Standardized Point-of-care Ultrasound (POCUS) set-up for cardiac evaluation during COVID-19 pandemic in a pediatric population.

Background: The novel coronavirus SARS-CoV2 is known to cause significant cardiac dysfunction, effusion, thromboembolism and coronary dilation. Currently no pediatric specific guidelines exist from ACC or ASE for use of POCUS. Our objective was to identify ideal pediatric appropriate POCUS equipment and standardize its use.
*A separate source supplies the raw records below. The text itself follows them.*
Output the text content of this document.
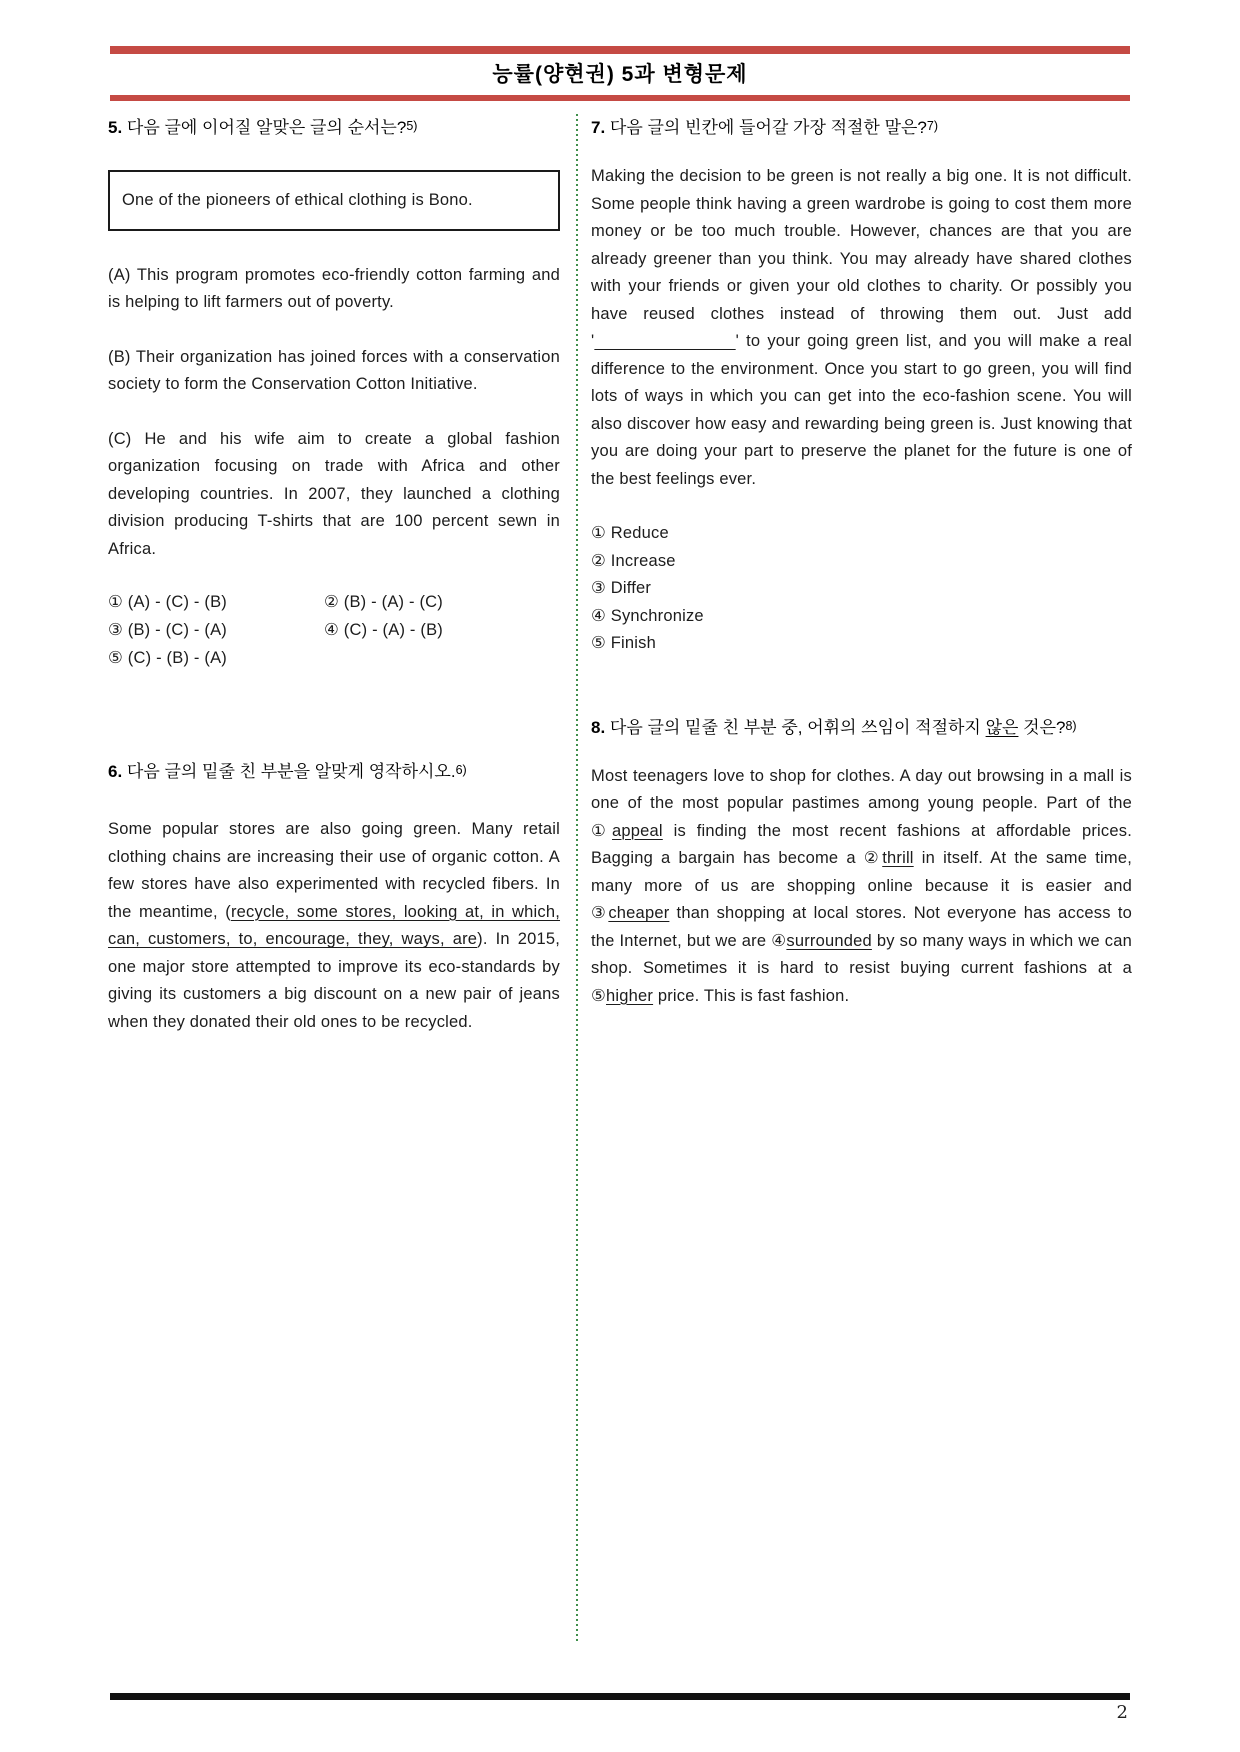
능률(양현권) 5과 변형문제
5. 다음 글에 이어질 알맞은 글의 순서는?5)
One of the pioneers of ethical clothing is Bono.
(A) This program promotes eco-friendly cotton farming and is helping to lift farmers out of poverty.
(B) Their organization has joined forces with a conservation society to form the Conservation Cotton Initiative.
(C) He and his wife aim to create a global fashion organization focusing on trade with Africa and other developing countries. In 2007, they launched a clothing division producing T-shirts that are 100 percent sewn in Africa.
① (A) - (C) - (B)	② (B) - (A) - (C)
③ (B) - (C) - (A)	④ (C) - (A) - (B)
⑤ (C) - (B) - (A)
6. 다음 글의 밑줄 친 부분을 알맞게 영작하시오.6)
Some popular stores are also going green. Many retail clothing chains are increasing their use of organic cotton. A few stores have also experimented with recycled fibers. In the meantime, (recycle, some stores, looking at, in which, can, customers, to, encourage, they, ways, are). In 2015, one major store attempted to improve its eco-standards by giving its customers a big discount on a new pair of jeans when they donated their old ones to be recycled.
7. 다음 글의 빈칸에 들어갈 가장 적절한 말은?7)
Making the decision to be green is not really a big one. It is not difficult. Some people think having a green wardrobe is going to cost them more money or be too much trouble. However, chances are that you are already greener than you think. You may already have shared clothes with your friends or given your old clothes to charity. Or possibly you have reused clothes instead of throwing them out. Just add '	' to your going green list, and you will make a real difference to the environment. Once you start to go green, you will find lots of ways in which you can get into the eco-fashion scene. You will also discover how easy and rewarding being green is. Just knowing that you are doing your part to preserve the planet for the future is one of the best feelings ever.
① Reduce
② Increase
③ Differ
④ Synchronize
⑤ Finish
8. 다음 글의 밑줄 친 부분 중, 어휘의 쓰임이 적절하지 않은 것은?8)
Most teenagers love to shop for clothes. A day out browsing in a mall is one of the most popular pastimes among young people. Part of the ①appeal is finding the most recent fashions at affordable prices. Bagging a bargain has become a ②thrill in itself. At the same time, many more of us are shopping online because it is easier and ③cheaper than shopping at local stores. Not everyone has access to the Internet, but we are ④surrounded by so many ways in which we can shop. Sometimes it is hard to resist buying current fashions at a ⑤higher price. This is fast fashion.
2
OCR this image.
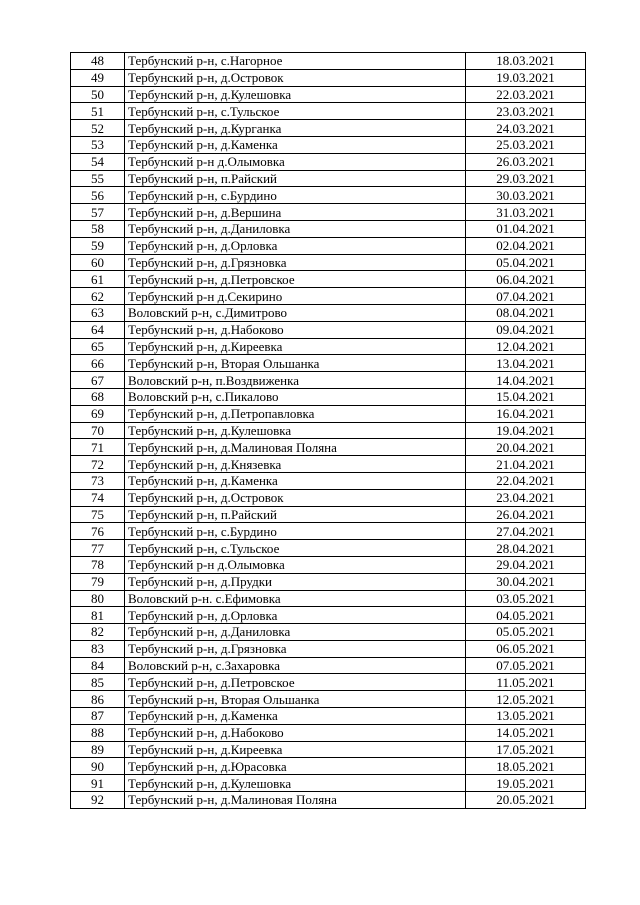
48	Тербунский р-н, с.Нагорное	18.03.2021
49	Тербунский р-н, д.Островок	19.03.2021
50	Тербунский р-н, д.Кулешовка	22.03.2021
51	Тербунский р-н, с.Тульское	23.03.2021
52	Тербунский р-н, д.Курганка	24.03.2021
53	Тербунский р-н, д.Каменка	25.03.2021
54	Тербунский р-н д.Олымовка	26.03.2021
55	Тербунский р-н, п.Райский	29.03.2021
56	Тербунский р-н, с.Бурдино	30.03.2021
57	Тербунский р-н, д.Вершина	31.03.2021
58	Тербунский р-н, д.Даниловка	01.04.2021
59	Тербунский р-н, д.Орловка	02.04.2021
60	Тербунский р-н, д.Грязновка	05.04.2021
61	Тербунский р-н, д.Петровское	06.04.2021
62	Тербунский р-н д.Секирино	07.04.2021
63	Воловский р-н, с.Димитрово	08.04.2021
64	Тербунский р-н, д.Набоково	09.04.2021
65	Тербунский р-н, д.Киреевка	12.04.2021
66	Тербунский р-н, Вторая Ольшанка	13.04.2021
67	Воловский р-н, п.Воздвиженка	14.04.2021
68	Воловский р-н, с.Пикалово	15.04.2021
69	Тербунский р-н, д.Петропавловка	16.04.2021
70	Тербунский р-н, д.Кулешовка	19.04.2021
71	Тербунский р-н, д.Малиновая Поляна	20.04.2021
72	Тербунский р-н, д.Князевка	21.04.2021
73	Тербунский р-н, д.Каменка	22.04.2021
74	Тербунский р-н, д.Островок	23.04.2021
75	Тербунский р-н, п.Райский	26.04.2021
76	Тербунский р-н, с.Бурдино	27.04.2021
77	Тербунский р-н, с.Тульское	28.04.2021
78	Тербунский р-н д.Олымовка	29.04.2021
79	Тербунский р-н, д.Прудки	30.04.2021
80	Воловский р-н. с.Ефимовка	03.05.2021
81	Тербунский р-н, д.Орловка	04.05.2021
82	Тербунский р-н, д.Даниловка	05.05.2021
83	Тербунский р-н, д.Грязновка	06.05.2021
84	Воловский р-н, с.Захаровка	07.05.2021
85	Тербунский р-н, д.Петровское	11.05.2021
86	Тербунский р-н, Вторая Ольшанка	12.05.2021
87	Тербунский р-н, д.Каменка	13.05.2021
88	Тербунский р-н, д.Набоково	14.05.2021
89	Тербунский р-н, д.Киреевка	17.05.2021
90	Тербунский р-н, д.Юрасовка	18.05.2021
91	Тербунский р-н, д.Кулешовка	19.05.2021
92	Тербунский р-н, д.Малиновая Поляна	20.05.2021
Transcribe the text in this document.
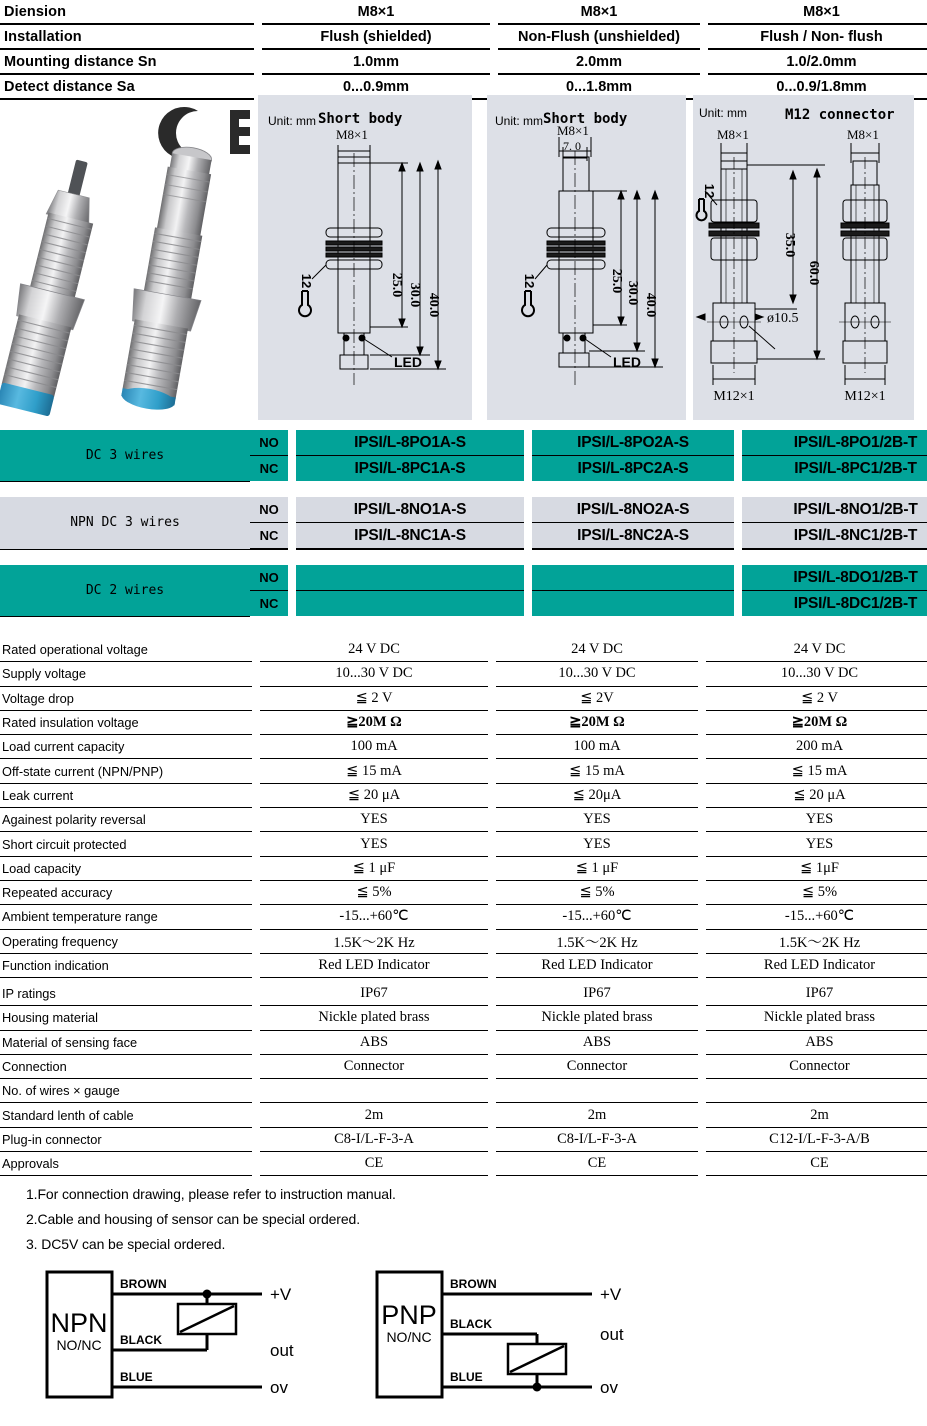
Diension		M8×1		M8×1		M8×1
Installation		Flush (shielded)		Non-Flush (unshielded)		Flush / Non- flush
Mounting distance Sn		1.0mm		2.0mm		1.0/2.0mm
Detect distance Sa		0...0.9mm		0...1.8mm		0...0.9/1.8mm
Unit: mm Short body
M8×1
25.0 30.0 40.0
12
LED
Unit: mm Short body
M8×1
7. 0
25.0 30.0 40.0
12
LED
Unit: mm	M12 connector
M8×1	M8×1
35.0
60.0
12
ø10.5
M12×1	M12×1
DC 3 wires	NO		IPSI/L-8PO1A-S		IPSI/L-8PO2A-S		IPSI/L-8PO1/2B-T
	NC		IPSI/L-8PC1A-S		IPSI/L-8PC2A-S		IPSI/L-8PC1/2B-T
NPN DC 3 wires	NO		IPSI/L-8NO1A-S		IPSI/L-8NO2A-S		IPSI/L-8NO1/2B-T
	NC		IPSI/L-8NC1A-S		IPSI/L-8NC2A-S		IPSI/L-8NC1/2B-T
DC 2 wires	NO						IPSI/L-8DO1/2B-T
	NC						IPSI/L-8DC1/2B-T
Rated operational voltage		24 V DC		24 V DC		24 V DC
Supply voltage		10...30 V DC		10...30 V DC		10...30 V DC
Voltage drop		≦ 2 V		≦ 2V		≦ 2 V
Rated insulation voltage		≧20M Ω		≧20M Ω		≧20M Ω
Load current capacity		100 mA		100 mA		200 mA
Off-state current (NPN/PNP)		≦ 15 mA		≦ 15 mA		≦ 15 mA
Leak current		≦ 20 μA		≦ 20μA		≦ 20 μA
Againest polarity reversal		YES		YES		YES
Short circuit protected		YES		YES		YES
Load capacity		≦ 1 μF		≦ 1 μF		≦ 1μF
Repeated accuracy		≦ 5%		≦ 5%		≦ 5%
Ambient temperature range		-15...+60℃		-15...+60℃		-15...+60℃
Operating frequency		1.5K～2K Hz		1.5K～2K Hz		1.5K～2K Hz
Function indication		Red LED Indicator		Red LED Indicator		Red LED Indicator
IP ratings		IP67		IP67		IP67
Housing material		Nickle plated brass		Nickle plated brass		Nickle plated brass
Material of sensing face		ABS		ABS		ABS
Connection		Connector		Connector		Connector
No. of wires × gauge						
Standard lenth of cable		2m		2m		2m
Plug-in connector		C8-I/L-F-3-A		C8-I/L-F-3-A		C12-I/L-F-3-A/B
Approvals		CE		CE		CE
1.For connection drawing, please refer to instruction manual.
2.Cable and housing of sensor can be special ordered.
3. DC5V can be special ordered.
NPN
NO/NC
BROWN
+V
BLACK
out
BLUE
ov
PNP
NO/NC
BROWN
+V
BLACK
out
BLUE
ov
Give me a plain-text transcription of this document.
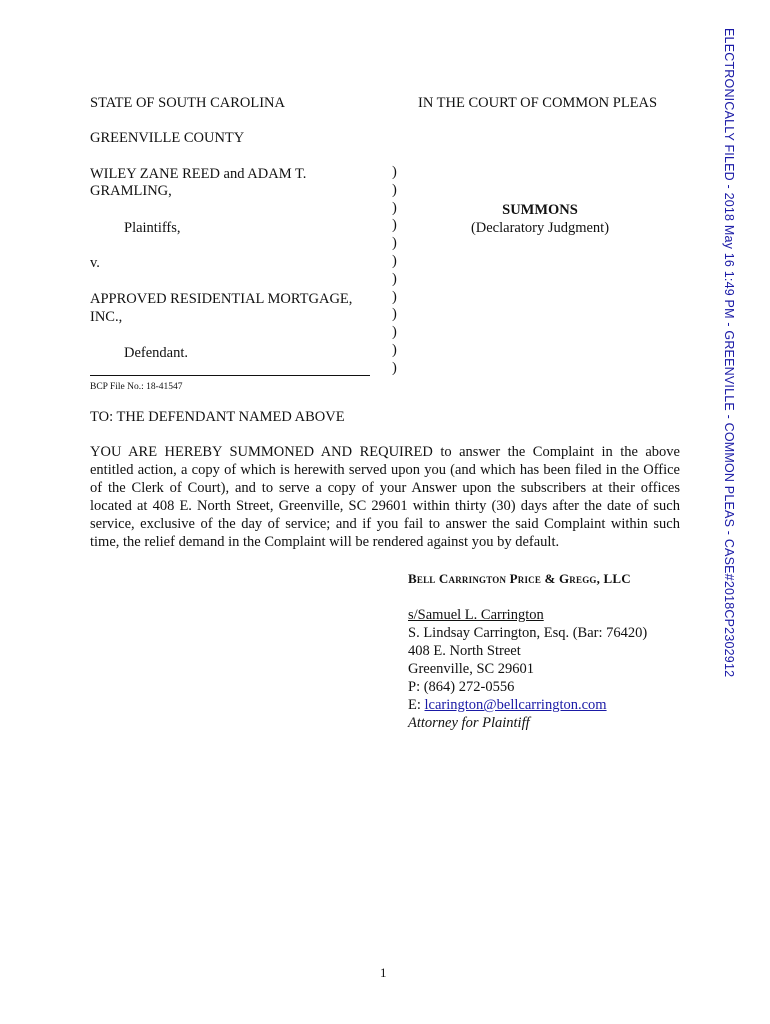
ELECTRONICALLY FILED - 2018 May 16 1:49 PM - GREENVILLE - COMMON PLEAS - CASE#2018CP2302912
STATE OF SOUTH CAROLINA	IN THE COURT OF COMMON PLEAS
GREENVILLE COUNTY
WILEY ZANE REED and ADAM T.
GRAMLING,
Plaintiffs,
v.
APPROVED RESIDENTIAL MORTGAGE,
INC.,
Defendant.
)
)
)
)
)
)
)
)
)
)
)
)
SUMMONS
(Declaratory Judgment)
BCP File No.: 18-41547
TO: THE DEFENDANT NAMED ABOVE
YOU ARE HEREBY SUMMONED AND REQUIRED to answer the Complaint in the above entitled action, a copy of which is herewith served upon you (and which has been filed in the Office of the Clerk of Court), and to serve a copy of your Answer upon the subscribers at their offices located at 408 E. North Street, Greenville, SC 29601 within thirty (30) days after the date of such service, exclusive of the day of service; and if you fail to answer the said Complaint within such time, the relief demand in the Complaint will be rendered against you by default.
Bell Carrington Price & Gregg, LLC
s/Samuel L. Carrington
S. Lindsay Carrington, Esq. (Bar: 76420)
408 E. North Street
Greenville, SC 29601
P: (864) 272-0556
E: lcarington@bellcarrington.com
Attorney for Plaintiff
1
Methods: A Phillips Lumify probe paired with Android-Samsung tablet and a Butterfly iQ probe paired with an iPad were considered. A workflow algorithm and cleaning instructions were created. If the POCUS scan answered the clinical question, then a detailed echo was deferred. If the POCUS scan revealed findings requiring comprehensive evaluation, a follow-up echo was planned.

Results: Both probes produced images of diagnostic quality. Due to hospital informatics support for iOS system, a Butterfly probe with iPad was preferred. Our network algorithm and equipment set-up are illustrated in figure 1a-b. By using POCUS, pericardial effusion and systolic dysfunction could be identified and monitored as shown in figure 1c. Coronary and valve evaluation was limited. Average scan time was around 10 mins [range 6-15mins].

Conclusion: POCUS during COVID-19 pandemic is feasible in pediatrics with short scan time. Multiple economical probes are available that are easy to use and clean. Further studies and pediatric specific guidelines are needed with respect to the use of this modality as a first-line for cardiac assessment in COVID-19 or similar acute care setting.